I'm not saying you're wrong, but I don't understand this at all! Before the current campaign finance restrictions, campaigns still had finite resources.

A slightly different argument you could make, however, is that in the old days, local volunteers were a more important part of campaigning--and you might well have more local volunteers in your "stronghold" states than in your "swing" states, or at least there'd be less ability to concentrate resources in swing states.

I don't have the data to evaluate this second argument, but it seems like it could be the case.

Finally, I don't see why you think that states with less campaign activity would "drift into a maximially partisan result."

There aren't really good data on campaigning that go back far enough to fully evaluate the argument about distribution of campaign resources (though I recall seeing a paper at APSA where some student had visited presidential archives). That said, I do think there is some anecdotal evidence to suggest resources have been more narrowly distributed. For example, I believe the Clinton campaign in 1992 was the first to bypass national advertising in favor of purchasing local time exclusively.

However, the bigger issue -- I think -- is why some states ever get on the battleground radar in the first place.
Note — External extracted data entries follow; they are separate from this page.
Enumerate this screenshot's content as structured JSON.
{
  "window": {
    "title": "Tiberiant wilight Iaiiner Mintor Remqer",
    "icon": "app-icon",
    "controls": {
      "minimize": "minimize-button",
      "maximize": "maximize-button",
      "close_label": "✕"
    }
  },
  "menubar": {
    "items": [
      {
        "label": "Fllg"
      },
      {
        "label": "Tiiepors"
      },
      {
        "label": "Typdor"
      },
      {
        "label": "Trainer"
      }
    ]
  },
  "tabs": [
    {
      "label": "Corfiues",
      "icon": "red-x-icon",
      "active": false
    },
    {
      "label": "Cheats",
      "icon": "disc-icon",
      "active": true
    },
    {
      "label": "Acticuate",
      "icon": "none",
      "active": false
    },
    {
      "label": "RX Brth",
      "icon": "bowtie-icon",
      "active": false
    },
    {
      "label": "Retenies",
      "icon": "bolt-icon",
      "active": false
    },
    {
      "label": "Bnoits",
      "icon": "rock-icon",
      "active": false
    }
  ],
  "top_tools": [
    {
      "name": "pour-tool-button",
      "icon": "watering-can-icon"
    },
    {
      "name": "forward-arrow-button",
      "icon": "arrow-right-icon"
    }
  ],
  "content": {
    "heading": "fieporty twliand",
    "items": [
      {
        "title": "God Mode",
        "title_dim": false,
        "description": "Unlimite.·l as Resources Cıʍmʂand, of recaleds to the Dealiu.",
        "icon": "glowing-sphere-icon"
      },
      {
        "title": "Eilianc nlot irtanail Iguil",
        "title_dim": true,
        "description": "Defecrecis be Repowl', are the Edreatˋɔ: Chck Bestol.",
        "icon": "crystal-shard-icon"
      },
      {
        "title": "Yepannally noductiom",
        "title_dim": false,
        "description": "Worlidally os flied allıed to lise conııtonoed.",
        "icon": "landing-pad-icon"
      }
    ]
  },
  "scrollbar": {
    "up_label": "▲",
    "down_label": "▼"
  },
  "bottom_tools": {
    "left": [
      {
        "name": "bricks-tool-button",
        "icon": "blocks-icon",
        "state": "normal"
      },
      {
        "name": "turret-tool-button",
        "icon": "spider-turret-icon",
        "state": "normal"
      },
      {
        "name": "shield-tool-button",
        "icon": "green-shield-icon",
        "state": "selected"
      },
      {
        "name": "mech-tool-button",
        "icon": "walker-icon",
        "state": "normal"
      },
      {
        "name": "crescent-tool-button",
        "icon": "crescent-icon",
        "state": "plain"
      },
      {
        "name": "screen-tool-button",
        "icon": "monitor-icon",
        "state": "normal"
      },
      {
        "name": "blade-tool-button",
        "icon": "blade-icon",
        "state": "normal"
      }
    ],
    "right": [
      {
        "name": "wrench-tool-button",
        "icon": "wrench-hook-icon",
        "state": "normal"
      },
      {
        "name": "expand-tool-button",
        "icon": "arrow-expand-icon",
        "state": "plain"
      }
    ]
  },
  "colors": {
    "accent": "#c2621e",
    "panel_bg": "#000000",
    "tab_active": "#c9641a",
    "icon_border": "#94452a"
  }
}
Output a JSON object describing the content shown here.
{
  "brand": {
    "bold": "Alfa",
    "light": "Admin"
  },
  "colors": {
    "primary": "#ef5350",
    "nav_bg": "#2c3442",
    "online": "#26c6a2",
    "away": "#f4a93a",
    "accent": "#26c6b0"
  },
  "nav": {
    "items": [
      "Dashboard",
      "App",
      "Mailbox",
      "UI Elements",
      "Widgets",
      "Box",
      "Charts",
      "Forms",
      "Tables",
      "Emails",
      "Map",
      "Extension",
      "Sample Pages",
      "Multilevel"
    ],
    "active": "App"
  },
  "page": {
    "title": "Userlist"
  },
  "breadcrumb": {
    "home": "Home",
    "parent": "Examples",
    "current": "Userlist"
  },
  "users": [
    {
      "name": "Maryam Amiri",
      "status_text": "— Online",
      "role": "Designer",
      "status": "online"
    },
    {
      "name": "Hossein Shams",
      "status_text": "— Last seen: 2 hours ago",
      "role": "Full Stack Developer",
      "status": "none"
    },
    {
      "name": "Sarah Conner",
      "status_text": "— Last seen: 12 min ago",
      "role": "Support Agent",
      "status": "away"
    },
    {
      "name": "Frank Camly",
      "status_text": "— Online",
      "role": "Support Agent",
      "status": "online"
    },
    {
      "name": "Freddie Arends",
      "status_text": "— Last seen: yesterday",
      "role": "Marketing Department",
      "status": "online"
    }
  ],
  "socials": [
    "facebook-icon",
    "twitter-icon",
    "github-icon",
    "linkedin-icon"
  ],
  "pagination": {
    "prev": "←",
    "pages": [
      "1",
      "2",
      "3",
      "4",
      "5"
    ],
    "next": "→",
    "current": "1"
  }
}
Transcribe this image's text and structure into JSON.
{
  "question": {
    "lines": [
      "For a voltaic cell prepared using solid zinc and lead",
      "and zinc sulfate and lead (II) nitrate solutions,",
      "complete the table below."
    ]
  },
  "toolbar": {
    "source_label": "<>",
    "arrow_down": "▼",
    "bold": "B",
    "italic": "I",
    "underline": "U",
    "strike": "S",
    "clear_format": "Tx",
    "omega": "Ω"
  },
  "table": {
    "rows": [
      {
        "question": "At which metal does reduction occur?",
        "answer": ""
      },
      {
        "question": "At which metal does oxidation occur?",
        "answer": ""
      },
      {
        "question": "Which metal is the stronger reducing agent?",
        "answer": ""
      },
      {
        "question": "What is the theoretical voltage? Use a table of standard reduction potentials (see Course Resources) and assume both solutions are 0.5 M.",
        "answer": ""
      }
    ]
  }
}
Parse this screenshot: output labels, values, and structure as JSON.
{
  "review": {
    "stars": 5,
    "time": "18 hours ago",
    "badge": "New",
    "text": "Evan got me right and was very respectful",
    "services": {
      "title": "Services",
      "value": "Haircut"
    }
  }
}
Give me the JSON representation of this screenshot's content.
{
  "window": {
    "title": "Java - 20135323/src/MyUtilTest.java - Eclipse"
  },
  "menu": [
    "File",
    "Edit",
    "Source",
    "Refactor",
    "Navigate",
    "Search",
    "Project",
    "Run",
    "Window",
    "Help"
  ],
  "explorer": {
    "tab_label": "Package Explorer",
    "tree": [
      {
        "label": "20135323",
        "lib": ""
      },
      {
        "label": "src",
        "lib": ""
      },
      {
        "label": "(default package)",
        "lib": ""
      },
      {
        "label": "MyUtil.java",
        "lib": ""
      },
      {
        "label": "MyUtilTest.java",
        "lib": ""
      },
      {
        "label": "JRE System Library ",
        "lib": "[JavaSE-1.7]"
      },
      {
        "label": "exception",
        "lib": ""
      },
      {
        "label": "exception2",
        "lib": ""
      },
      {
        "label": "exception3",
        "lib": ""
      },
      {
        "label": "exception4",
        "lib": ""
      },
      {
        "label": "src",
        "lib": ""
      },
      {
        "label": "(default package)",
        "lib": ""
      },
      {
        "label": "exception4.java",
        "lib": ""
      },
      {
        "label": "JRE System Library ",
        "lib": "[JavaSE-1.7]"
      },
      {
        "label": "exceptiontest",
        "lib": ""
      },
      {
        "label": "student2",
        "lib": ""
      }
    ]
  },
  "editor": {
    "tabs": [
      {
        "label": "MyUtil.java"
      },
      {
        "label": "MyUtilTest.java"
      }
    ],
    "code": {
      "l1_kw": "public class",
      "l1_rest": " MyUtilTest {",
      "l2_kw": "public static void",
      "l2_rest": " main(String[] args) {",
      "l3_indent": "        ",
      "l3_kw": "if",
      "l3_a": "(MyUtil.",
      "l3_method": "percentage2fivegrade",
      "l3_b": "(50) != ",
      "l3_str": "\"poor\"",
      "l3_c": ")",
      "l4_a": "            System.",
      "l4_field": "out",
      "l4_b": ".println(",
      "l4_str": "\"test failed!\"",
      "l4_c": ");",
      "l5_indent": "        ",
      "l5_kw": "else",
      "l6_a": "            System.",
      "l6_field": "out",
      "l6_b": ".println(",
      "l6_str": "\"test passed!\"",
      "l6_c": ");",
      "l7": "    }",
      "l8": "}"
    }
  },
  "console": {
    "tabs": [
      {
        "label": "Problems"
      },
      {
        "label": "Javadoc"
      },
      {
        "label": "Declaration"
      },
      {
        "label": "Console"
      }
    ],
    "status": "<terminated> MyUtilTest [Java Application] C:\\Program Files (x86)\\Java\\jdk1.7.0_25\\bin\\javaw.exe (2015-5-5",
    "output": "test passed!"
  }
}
Daron Shaw has shown us what distinguishes a battleground state from the others, but no one has really focused on why some states take on the attributes that make them desirable targets and others do not. In theory, I don't see why more states couldn't be competitive enough for the campaigns to expend resources there.

As an example...what happened between 2000 and 2004 that made Missouri *stop* being a battleground and supported the emergence of Colorado as one? It wasn't campaign spending per se, so the answer has to focus on other things.

I forget where I read it, but one commenter talked about how this reform effort isn't really reformist in that it provides incumbent protection.

Personally, I think it's more important to wage a 50-state initiative. The electoral map used to be about which states were solidly red or blue, and that really there wasn't much need to spend time there.

Obama has enough funds to take messages and campaigning all over the country, since no one particular red or blue state is doing all the prosperity or all the suffering. America, period, is in trouble.